Bantul.-Ibu ibu umat Hindu yang tergabung dalam WHDI (Wanita Hindu Dharma Indonesia) DIY, melaksanakan Tirta yatra ke semarang. (Minggu, 21 juli 2024).
Sebelum berangkat Tirta yatra diadakan persembahyangan matur piuning di pura Jagadnata Banguntapan, Bantul dan pura Bhakti Widhi di Ngawen Gunungkidul dan Pura Widya Dharma Dero, Sleman. Ibu ibu WHDI sebanyak 150 orang dan didampingi bapak PHDI DIY, Bapak Drs. I Nyoman Warta, M.Hum dan Jro Gde Triman melaksanakan Tirta yatra ke candi kleo di Boyolali dan Pura Amerta Sari, Semarang. Dalam Tirta yatra ini mengangkat tema, “Peran perempuan dalam keberlanjutan mengisi kemerdekaan RI”.
Dalam kunjungannya di pura Amerta Sari Rombongan WHDI DIY disambut dengan ramah oleh ketua PHDI Semarang dan pengempon Pura Amerta Sari dan dilanjutkan dengan Simakrama dengan umat Hindu di Semarang dengan diadakan pembinaan oleh PHDI Yogyakarta, Bapak Drs. I Nyoman Warta, M.Hum.
Tirtayatra berasal dari bahasa Sansekerta, Tirta dan Yatra. Tirta artinya pemandian, sungai, kesucian, air, toya atau air suci, sungai yang suci. Secara kenyataan pengertian tirta mengarah ke wujud air. Sedangkan Yatra berarti perjalanan suci. Jadi Tirtayatra adalah perjalanan suci untuk mendapatkan atau memperoleh air suci.

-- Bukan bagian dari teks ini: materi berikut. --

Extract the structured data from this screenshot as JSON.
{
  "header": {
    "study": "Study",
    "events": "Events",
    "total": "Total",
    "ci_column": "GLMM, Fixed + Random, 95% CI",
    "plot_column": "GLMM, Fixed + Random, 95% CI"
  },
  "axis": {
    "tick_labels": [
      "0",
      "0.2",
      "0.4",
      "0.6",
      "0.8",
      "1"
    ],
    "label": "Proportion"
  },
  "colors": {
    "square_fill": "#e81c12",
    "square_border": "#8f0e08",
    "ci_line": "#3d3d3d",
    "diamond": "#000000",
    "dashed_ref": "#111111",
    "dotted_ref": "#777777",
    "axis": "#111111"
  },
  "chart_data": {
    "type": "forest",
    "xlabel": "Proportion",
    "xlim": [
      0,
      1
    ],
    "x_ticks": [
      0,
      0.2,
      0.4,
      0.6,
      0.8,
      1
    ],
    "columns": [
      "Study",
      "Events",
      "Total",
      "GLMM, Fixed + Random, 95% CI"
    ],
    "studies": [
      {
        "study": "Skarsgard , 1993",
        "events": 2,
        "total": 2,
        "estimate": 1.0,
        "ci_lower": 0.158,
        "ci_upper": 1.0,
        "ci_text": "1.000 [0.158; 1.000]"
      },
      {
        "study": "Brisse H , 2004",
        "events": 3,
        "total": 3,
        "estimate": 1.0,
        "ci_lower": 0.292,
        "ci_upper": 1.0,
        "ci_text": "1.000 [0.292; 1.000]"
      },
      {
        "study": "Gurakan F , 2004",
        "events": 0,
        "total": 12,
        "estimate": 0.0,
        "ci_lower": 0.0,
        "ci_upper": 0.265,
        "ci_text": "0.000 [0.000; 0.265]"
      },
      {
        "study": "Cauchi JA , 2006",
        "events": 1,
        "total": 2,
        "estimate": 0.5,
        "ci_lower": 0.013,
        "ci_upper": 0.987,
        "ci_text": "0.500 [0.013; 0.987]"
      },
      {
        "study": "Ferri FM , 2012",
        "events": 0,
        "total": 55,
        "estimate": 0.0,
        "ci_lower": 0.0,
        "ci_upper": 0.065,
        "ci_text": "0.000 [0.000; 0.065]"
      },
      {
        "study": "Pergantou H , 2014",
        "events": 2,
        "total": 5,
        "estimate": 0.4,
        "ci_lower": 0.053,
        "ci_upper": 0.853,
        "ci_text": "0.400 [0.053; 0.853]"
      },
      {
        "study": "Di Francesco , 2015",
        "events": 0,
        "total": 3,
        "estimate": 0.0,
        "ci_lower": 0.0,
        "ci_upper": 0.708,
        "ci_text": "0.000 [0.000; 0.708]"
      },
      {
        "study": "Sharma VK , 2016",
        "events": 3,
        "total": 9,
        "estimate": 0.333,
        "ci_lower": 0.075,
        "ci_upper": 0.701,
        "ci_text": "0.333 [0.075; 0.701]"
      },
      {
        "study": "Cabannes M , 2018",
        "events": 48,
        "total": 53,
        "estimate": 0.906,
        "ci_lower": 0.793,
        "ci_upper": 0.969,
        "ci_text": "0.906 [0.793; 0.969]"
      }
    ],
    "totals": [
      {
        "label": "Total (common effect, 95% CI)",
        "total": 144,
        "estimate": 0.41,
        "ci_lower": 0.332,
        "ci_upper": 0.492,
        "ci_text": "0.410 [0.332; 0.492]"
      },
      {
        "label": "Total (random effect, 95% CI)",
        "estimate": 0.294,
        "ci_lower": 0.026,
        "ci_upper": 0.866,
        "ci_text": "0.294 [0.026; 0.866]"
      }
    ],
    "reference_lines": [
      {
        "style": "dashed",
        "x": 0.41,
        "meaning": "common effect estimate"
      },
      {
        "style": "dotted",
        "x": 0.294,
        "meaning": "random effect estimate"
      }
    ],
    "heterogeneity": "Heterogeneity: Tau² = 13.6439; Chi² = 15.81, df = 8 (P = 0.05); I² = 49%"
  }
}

Tirtayatra dalam bahasa sehari-hari di Bali dipahami dengan tangkil atau sembahyang ke pura-pura. Tirtayatra tertulis dalam Kitab Sarasamuscaya 279 yaitu keutamaan tirtayatra itu amat suci, lebih utama dari pensucian dengan yadnya, tirtayatra dapat dilakukan oleh orang miskin. Artinya tirtayatra tidak memandang orang dalam status apapun baik kaya atau miskin asal didasarkan melalui pelaksanaan bhakti yang tulus ikhlas, tekun, sungguh-sungguh dan nilai kesucian atau kualitas kesucian tirtayatra lebih utama daripada membuat upacara banten, walaupun upacara itu tingkatannya utama. Pada pukul 16.00 rombongan WHDI kembali ke Yogyakarta. (widi-red.)